Tener un poder o una capacidad especial, seguramente fue uno de los anhelos que teníamos cuando éramos niños. En algunos, este anhelo de tener una capacidad especial todavía persiste en la edad adulta. En la actualidad, ¡A quién no le gustaría tener el poder de teletransportarse, y poder estar en cualquier lugar en un abrir y cerrar de ojos!. Seguramente con este poder, muchas personas dejarían de atrasarse a sus citas o tener el poder de ser invencibles. Este poder también ayudaría a las personas, a que puedan caminar tranquilamente por las calles de la ciudad, sin temor a ser asaltados. Si alguno de nosotros tuviésemos algún poder especial, no lo ocultaríamos, más bien lo utilizaríamos para nuestro bienestar o para el bienestar de las personas que nos rodean. La verdad es que todos los cristianos tenemos una capacidad especial que nos ha dado el Señor para que sirvamos a otros, esto lo afirma el apóstol Pedro: “Dios, de su gran variedad de dones espirituales, les ha dado un don a cada uno de ustedes. Úsenlos bien para servirse los unos a los otros”. 1 Pedro 4:10 NTV.
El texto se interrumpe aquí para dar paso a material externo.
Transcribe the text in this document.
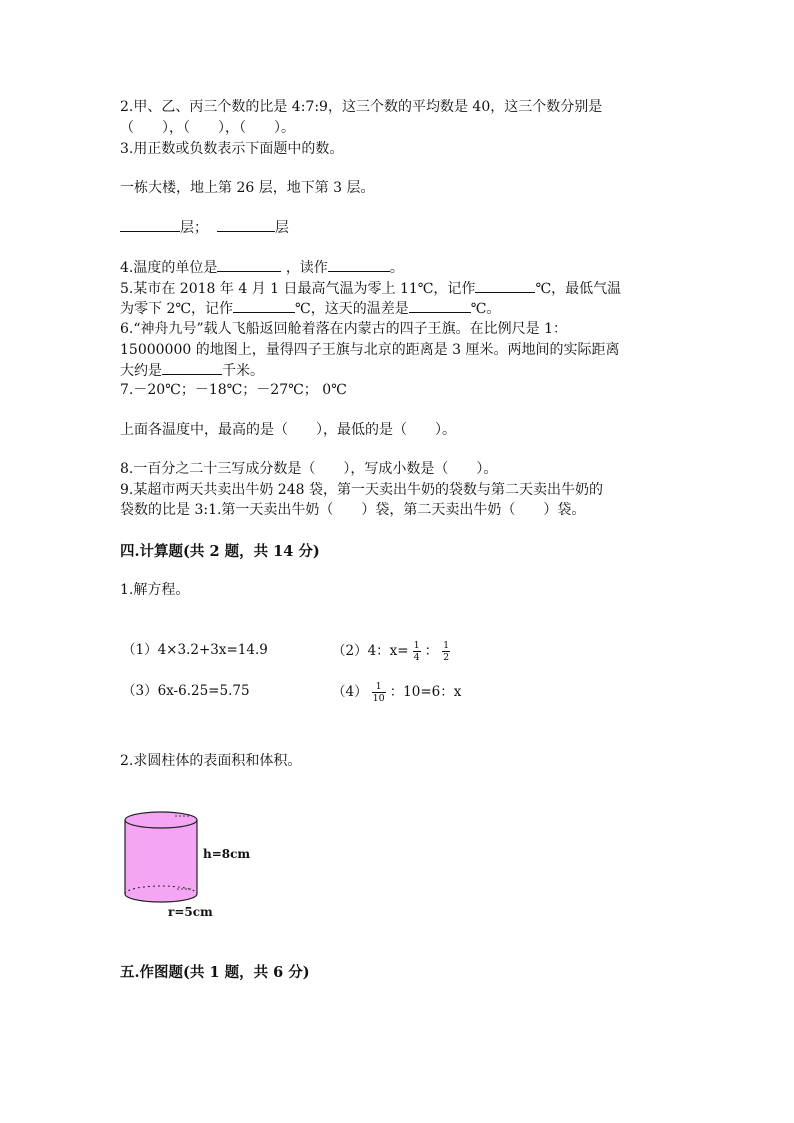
2.甲、乙、丙三个数的比是 4:7:9，这三个数的平均数是 40，这三个数分别是
（　　），（　　），（　　）。
3.用正数或负数表示下面题中的数。
一栋大楼，地上第 26 层，地下第 3 层。
层；	层
4.温度的单位是	，读作	。
5.某市在 2018 年 4 月 1 日最高气温为零上 11℃，记作	℃，最低气温
为零下 2℃，记作	℃，这天的温差是	℃。
6.“神舟九号”载人飞船返回舱着落在内蒙古的四子王旗。在比例尺是 1：
15000000 的地图上，量得四子王旗与北京的距离是 3 厘米。两地间的实际距离
大约是	千米。
7.－20℃；－18℃；－27℃； 0℃
上面各温度中，最高的是（　　），最低的是（　　）。
8.一百分之二十三写成分数是（　　），写成小数是（　　）。
9.某超市两天共卖出牛奶 248 袋，第一天卖出牛奶的袋数与第二天卖出牛奶的
袋数的比是 3:1.第一天卖出牛奶（　　）袋，第二天卖出牛奶（　　）袋。
四.计算题(共 2 题，共 14 分)
1.解方程。
（1）4×3.2+3x=14.9	（2）4：$x= \frac{1}{4}$ ： $\frac{1}{2}$
（3）6x-6.25=5.75	$(4) \frac{1}{10}$ ：10=6：x
2.求圆柱体的表面积和体积。
h=8cm
r=5cm
五.作图题(共 1 题，共 6 分)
Cada creyente ha recibido del Espíritu Santo de Dios un don especial. Un don espiritual es una habilidad sobrenatural que Dios concede por su gracia. Cada cristiano en conformidad al don recibido tiene una función específica que debe ejercer como miembro del Cuerpo de Cristo. Algunos cristianos, conscientes del don que tienen, creen que tienen el derecho de usarlo como lo consideren conveniente. Otros creen que no han recibido ningún don espiritual. A ambos grupos el apóstol Pedro se dirige mediante este versículo. Él dice que todos los que han aceptado a Cristo Jesús como su Señor y Salvador, han recibido algún don espiritual. También recalca que esos dones son para servir a otros. Los dones espirituales son una administración que Dios concede a sus hijos, no deben ser empleados para beneficios egoístas, sino para la gloria y la honra del Señor y para bendición de otros.
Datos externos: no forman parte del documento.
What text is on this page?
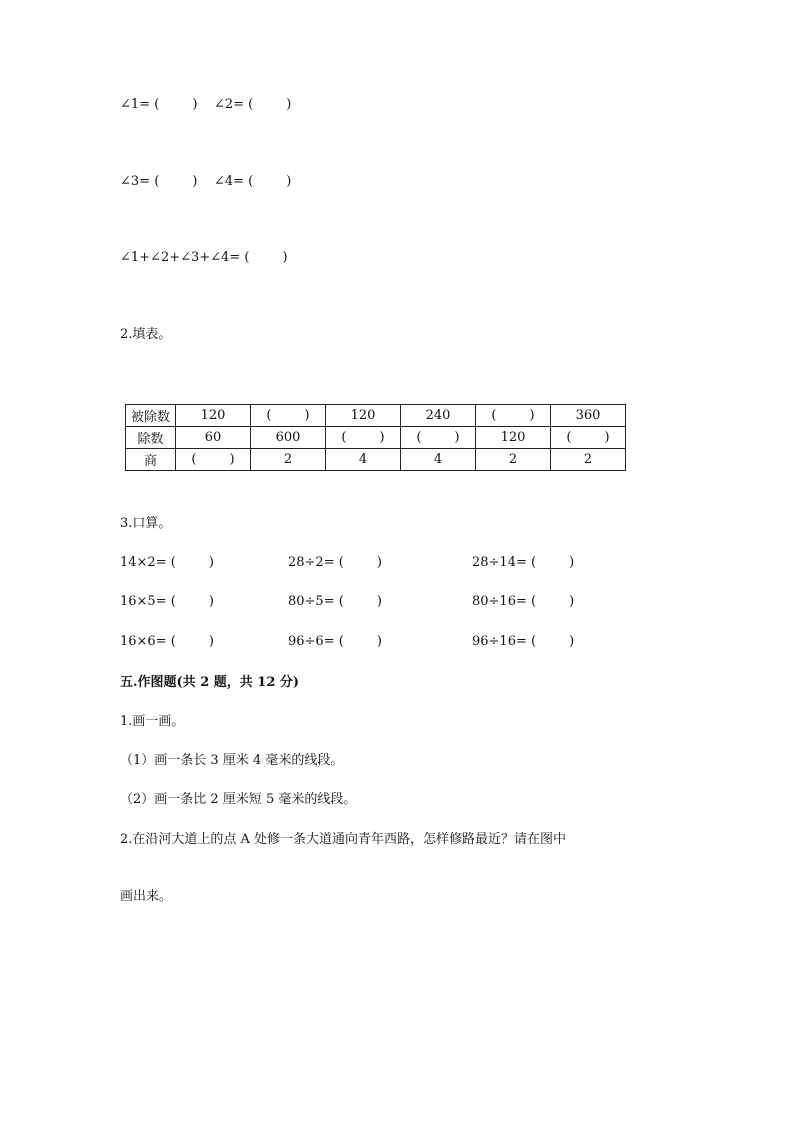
∠1= (        )    ∠2= (        )
∠3= (        )    ∠4= (        )
∠1+∠2+∠3+∠4= (        )
2.填表。
被除数	120	(        )	120	240	(        )	360
除数	60	600	(        )	(        )	120	(        )
商	(        )	2	4	4	2	2
3.口算。
14×2= (        )	28÷2= (        )	28÷14= (        )
16×5= (        )	80÷5= (        )	80÷16= (        )
16×6= (        )	96÷6= (        )	96÷16= (        )
五.作图题(共 2 题，共 12 分)
1.画一画。
（1）画一条长 3 厘米 4 毫米的线段。
（2）画一条比 2 厘米短 5 毫米的线段。
2.在沿河大道上的点 A 处修一条大道通向青年西路，怎样修路最近？请在图中
画出来。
Cada uno de nosotros como hijos de Dios, hemos recibido algún don espiritual de parte del Espíritu Santo, debemos ser buenos administradores de esos dones, y utilizarlos para servir a los demás en el cuerpo de Cristo, pero no a regañadientes, sino con toda la alegría de poder glorificar a Cristo a través de nuestro servicio en la comunidad de los fieles. No ocultemos los dones que el Espíritu Santo nos dio, manifestémoslos en público sirviendo a otros, como manifestaríamos si tuviésemos algún poder especial. El don espiritual es más valioso que cualquier poder que tengamos, pues este regalo inmerecido que el Señor nos dio, nos llenará de gozo en nuestra vida eterna, si lo utilizamos para honrar y glorificar Su Santo nombre aquí en la tierra.